Grossinger has a lot to say about the limits of genetic determinism, and much of it is provocative and even correct, if you can decipher his cryptogrammic verse: “Once we accept that genes are not the patented guardians of organic form, the sole architects and repair agents of our stuff, we stand as little more (or less) than elaborate ripples—unified, fluid-tissue matrices resonating with the aperiodic nanocrystals in our helices, held together not by a formula (though we could not exist without DNA’s circuits to locate and cue us) but by gravitational-centripetal resonance through chakra-yarn in excited, evanescent field states.” P. 228. Sounds very stoned to me!
On page 262, Grossinger detours into a 14 page rant regarding the 9/11 terroist attack on the Twin Towers—“Jihad versus McWorld.” Very strange!
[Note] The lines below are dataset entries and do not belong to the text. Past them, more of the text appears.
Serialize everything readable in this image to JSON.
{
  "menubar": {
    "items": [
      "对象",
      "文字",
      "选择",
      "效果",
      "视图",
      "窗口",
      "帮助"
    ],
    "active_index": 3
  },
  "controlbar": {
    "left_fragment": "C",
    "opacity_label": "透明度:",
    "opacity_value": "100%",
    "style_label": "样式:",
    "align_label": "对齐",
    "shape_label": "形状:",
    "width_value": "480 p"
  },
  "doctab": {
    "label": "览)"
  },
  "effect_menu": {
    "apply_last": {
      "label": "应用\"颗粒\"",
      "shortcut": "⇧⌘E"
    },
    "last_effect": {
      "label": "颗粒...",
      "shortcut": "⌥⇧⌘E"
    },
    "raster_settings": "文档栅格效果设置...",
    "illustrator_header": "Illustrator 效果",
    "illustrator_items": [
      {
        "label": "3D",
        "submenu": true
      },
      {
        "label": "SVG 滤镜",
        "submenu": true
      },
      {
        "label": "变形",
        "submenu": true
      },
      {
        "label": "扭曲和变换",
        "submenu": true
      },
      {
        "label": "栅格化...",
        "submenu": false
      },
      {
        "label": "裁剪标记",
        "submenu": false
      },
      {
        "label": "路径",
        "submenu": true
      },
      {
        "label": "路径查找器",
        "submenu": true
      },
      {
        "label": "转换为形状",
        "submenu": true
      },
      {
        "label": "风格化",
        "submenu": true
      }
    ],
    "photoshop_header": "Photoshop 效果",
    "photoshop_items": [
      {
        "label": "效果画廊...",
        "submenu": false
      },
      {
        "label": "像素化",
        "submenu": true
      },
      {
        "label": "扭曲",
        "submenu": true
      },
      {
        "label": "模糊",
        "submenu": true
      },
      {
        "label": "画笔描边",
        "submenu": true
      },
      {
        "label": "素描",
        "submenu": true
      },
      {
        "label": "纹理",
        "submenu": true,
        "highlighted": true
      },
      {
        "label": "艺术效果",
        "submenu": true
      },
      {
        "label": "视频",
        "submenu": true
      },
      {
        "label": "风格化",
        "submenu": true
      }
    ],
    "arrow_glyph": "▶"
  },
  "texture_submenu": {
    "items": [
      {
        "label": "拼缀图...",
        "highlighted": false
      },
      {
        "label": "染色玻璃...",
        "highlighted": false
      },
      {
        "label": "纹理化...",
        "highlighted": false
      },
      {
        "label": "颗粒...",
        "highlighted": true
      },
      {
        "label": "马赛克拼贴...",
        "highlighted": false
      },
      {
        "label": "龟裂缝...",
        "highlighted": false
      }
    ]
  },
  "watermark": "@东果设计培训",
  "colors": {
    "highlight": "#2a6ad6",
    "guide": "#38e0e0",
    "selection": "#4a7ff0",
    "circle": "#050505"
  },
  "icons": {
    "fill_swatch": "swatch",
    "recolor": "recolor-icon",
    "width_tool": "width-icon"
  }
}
There are many more paragraphs I could quote, but that would belabor the point. How does he conclude 445 pages of indulgent verbosity? Grossinger writes: “It hardly matters if we are atoms and molecules and our lives are not really real. What is real will survive somehow, even through obliteration of whole universes. What is illusion will be discarded. We don’t have to worry about this one.” Sounds like a self-reflexive paradox to me. The recycle bin is too good for this illusion. Perhaps the hearth is more appropriate. At least it will warm my bones beside the fire. If my critique sounds equally pretentious, it is by design. To quote Grossinger (page 265), “Imitation, after all, is the sincerest form of retribution.”